Deutschlands Gesundheitssystem gilt als leistungsfähig, doch in den Krankenhäusern gibt es Probleme: Viele Ärzte stehen unter zeitlichem Druck - und immer mehr Mediziner kritisieren die Qualität der Versorgung als schlecht.

Die gute Nachricht vorweg: Deutschlands Gesundheitssystem genießt weiterhin einen guten Ruf - und das nicht nur in Fachkreisen, sondern auch in der breiten Bevölkerung. 77 Prozent der Bürger bezeichnen es als gut oder sogar sehr gut. Das sind zwar etwas weniger als noch im Jahr 2016, allerdings auch deutlich mehr als vor zehn Jahren: 2009 waren nur 64 Prozent zufrieden.

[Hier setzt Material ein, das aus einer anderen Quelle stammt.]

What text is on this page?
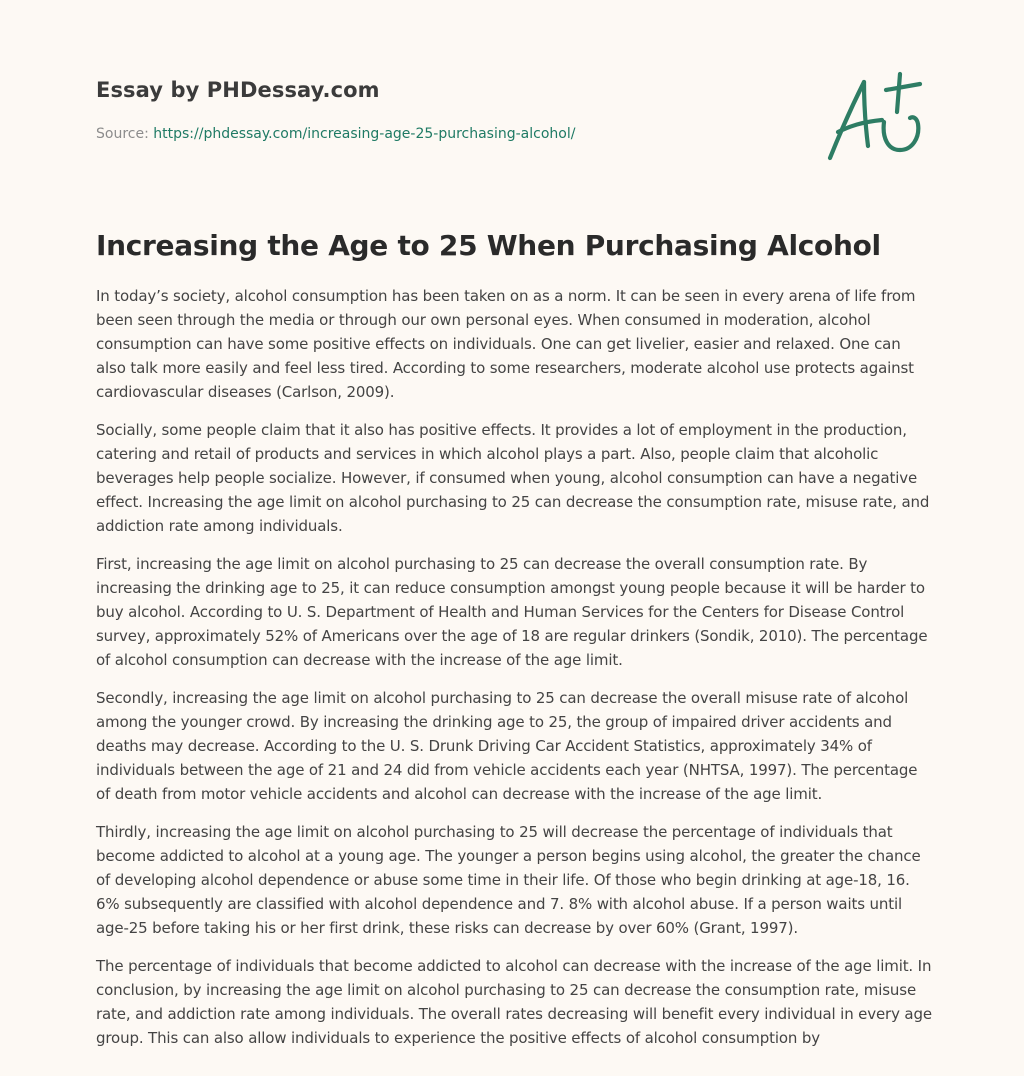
Essay by PHDessay.com
Source: https://phdessay.com/increasing-age-25-purchasing-alcohol/
Increasing the Age to 25 When Purchasing Alcohol

In today’s society, alcohol consumption has been taken on as a norm. It can be seen in every arena of life from been seen through the media or through our own personal eyes. When consumed in moderation, alcohol consumption can have some positive effects on individuals. One can get livelier, easier and relaxed. One can also talk more easily and feel less tired. According to some researchers, moderate alcohol use protects against cardiovascular diseases (Carlson, 2009).

Socially, some people claim that it also has positive effects. It provides a lot of employment in the production, catering and retail of products and services in which alcohol plays a part. Also, people claim that alcoholic beverages help people socialize. However, if consumed when young, alcohol consumption can have a negative effect. Increasing the age limit on alcohol purchasing to 25 can decrease the consumption rate, misuse rate, and addiction rate among individuals.

First, increasing the age limit on alcohol purchasing to 25 can decrease the overall consumption rate. By increasing the drinking age to 25, it can reduce consumption amongst young people because it will be harder to buy alcohol. According to U. S. Department of Health and Human Services for the Centers for Disease Control survey, approximately 52% of Americans over the age of 18 are regular drinkers (Sondik, 2010). The percentage of alcohol consumption can decrease with the increase of the age limit.

Secondly, increasing the age limit on alcohol purchasing to 25 can decrease the overall misuse rate of alcohol among the younger crowd. By increasing the drinking age to 25, the group of impaired driver accidents and deaths may decrease. According to the U. S. Drunk Driving Car Accident Statistics, approximately 34% of individuals between the age of 21 and 24 did from vehicle accidents each year (NHTSA, 1997). The percentage of death from motor vehicle accidents and alcohol can decrease with the increase of the age limit.

Thirdly, increasing the age limit on alcohol purchasing to 25 will decrease the percentage of individuals that become addicted to alcohol at a young age. The younger a person begins using alcohol, the greater the chance of developing alcohol dependence or abuse some time in their life. Of those who begin drinking at age-18, 16. 6% subsequently are classified with alcohol dependence and 7. 8% with alcohol abuse. If a person waits until age-25 before taking his or her first drink, these risks can decrease by over 60% (Grant, 1997).

The percentage of individuals that become addicted to alcohol can decrease with the increase of the age limit. In conclusion, by increasing the age limit on alcohol purchasing to 25 can decrease the consumption rate, misuse rate, and addiction rate among individuals. The overall rates decreasing will benefit every individual in every age group. This can also allow individuals to experience the positive effects of alcohol consumption by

Die Zahlen stammen aus dem "Gesundheitsreport 2019" der MLP Gruppe, einer Finanz- und Vermögensberatung. Erhoben wurden die Umfragedaten vom Institut für Demoskopie Allensbach, befragt wurden mehr als 1200 Bürger sowie etwa 500 Ärzte.

Mediziner, die das System von innen kennen, sind sogar noch zufriedener: 89 Prozent der Ärzte sagen, es sei gut oder sogar sehr gut. Schlecht finden es gerade einmal elf Prozent.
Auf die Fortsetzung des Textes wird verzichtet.